His death shocked his family and the wrestling world but none more so than his friend Larry Kasaboski. The northern promoter had just learned the day before that their mutual friend, Rocco Columbo had died in a Seattle hotel room at the age of 34. The trio had been together as a big part of the Northern Ontario wrestling scene for over a decade. Later that same year, Larry Chene died in a highway accident and suddenly the game had lost three of its most energetic performers.

Although quite young at the time, Papineau’s daughter Linda has retained an indelible memory of her dad through childhood flashbacks and stories from her mother and relatives.

“He was quite a character,” muses Linda, “funny and quirky, a little ahead of his time I think, always seeing the funny side of life. My mother and he met at the arena in Sudbury after one of his matches. I am told they were almost inseparable after that first encounter.”

Linda experienced a “normal” childhood like the offspring of many wrestlers, traveling with parents throughout North America.

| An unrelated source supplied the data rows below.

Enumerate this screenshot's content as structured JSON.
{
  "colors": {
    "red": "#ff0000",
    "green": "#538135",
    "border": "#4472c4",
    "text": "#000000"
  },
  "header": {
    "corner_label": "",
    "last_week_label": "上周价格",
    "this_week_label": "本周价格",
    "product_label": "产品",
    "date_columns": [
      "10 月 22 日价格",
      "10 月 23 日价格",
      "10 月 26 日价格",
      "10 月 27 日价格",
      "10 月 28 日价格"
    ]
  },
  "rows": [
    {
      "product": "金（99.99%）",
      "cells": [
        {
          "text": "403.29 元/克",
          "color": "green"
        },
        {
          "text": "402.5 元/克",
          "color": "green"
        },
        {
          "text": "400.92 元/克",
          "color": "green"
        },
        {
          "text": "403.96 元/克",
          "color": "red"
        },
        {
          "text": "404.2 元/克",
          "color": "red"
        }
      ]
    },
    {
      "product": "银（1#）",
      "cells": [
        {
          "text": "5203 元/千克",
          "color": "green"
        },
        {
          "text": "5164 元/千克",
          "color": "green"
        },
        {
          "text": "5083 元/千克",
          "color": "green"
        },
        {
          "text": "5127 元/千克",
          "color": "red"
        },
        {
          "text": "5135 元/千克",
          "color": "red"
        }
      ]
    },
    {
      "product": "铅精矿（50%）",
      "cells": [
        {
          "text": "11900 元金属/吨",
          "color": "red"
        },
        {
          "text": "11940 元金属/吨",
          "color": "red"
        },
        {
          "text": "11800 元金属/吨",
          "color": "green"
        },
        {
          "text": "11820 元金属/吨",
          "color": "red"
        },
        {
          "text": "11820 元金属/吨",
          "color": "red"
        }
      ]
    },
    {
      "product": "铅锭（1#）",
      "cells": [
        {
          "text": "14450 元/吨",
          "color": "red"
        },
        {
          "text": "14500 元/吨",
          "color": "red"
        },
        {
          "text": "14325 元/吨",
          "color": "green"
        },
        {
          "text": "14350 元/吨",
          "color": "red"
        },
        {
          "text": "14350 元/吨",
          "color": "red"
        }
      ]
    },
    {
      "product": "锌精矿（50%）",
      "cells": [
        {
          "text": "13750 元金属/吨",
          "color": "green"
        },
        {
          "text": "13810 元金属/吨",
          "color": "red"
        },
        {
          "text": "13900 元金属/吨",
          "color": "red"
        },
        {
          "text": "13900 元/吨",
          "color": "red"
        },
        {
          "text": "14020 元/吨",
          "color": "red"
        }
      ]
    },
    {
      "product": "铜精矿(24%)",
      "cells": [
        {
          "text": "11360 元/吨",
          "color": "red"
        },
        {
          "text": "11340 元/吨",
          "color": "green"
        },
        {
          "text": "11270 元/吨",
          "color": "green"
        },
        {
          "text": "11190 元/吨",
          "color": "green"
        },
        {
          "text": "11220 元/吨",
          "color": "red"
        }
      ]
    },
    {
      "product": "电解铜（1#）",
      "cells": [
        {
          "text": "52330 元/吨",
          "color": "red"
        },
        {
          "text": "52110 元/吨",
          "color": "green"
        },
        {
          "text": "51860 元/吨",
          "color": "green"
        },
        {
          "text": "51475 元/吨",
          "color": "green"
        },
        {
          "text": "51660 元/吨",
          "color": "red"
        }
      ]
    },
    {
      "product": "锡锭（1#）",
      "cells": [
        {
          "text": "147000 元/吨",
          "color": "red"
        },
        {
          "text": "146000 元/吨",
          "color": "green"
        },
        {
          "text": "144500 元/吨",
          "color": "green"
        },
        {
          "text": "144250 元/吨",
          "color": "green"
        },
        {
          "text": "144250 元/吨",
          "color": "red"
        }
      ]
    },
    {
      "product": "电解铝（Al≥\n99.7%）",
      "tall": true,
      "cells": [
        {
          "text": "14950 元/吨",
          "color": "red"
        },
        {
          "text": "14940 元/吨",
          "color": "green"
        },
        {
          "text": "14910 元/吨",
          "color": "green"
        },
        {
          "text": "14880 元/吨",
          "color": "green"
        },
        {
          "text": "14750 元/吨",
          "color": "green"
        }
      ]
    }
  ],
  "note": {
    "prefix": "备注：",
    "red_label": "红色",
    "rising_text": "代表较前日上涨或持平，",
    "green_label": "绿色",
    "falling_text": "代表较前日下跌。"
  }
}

“I was ‘born in a trunk’ as they say,” she reflects today, referring to the nomadic lifestyle of a wrestling family. The young Papineau family traveled throughout Northern Ontario, Tennessee, North Carolina and Oklahoma among other places.

At 36, Papineau accomplished much more than the average person experiences in a lifetime. His was a life well lived. His was a career both honourable and respected and well worth remembering.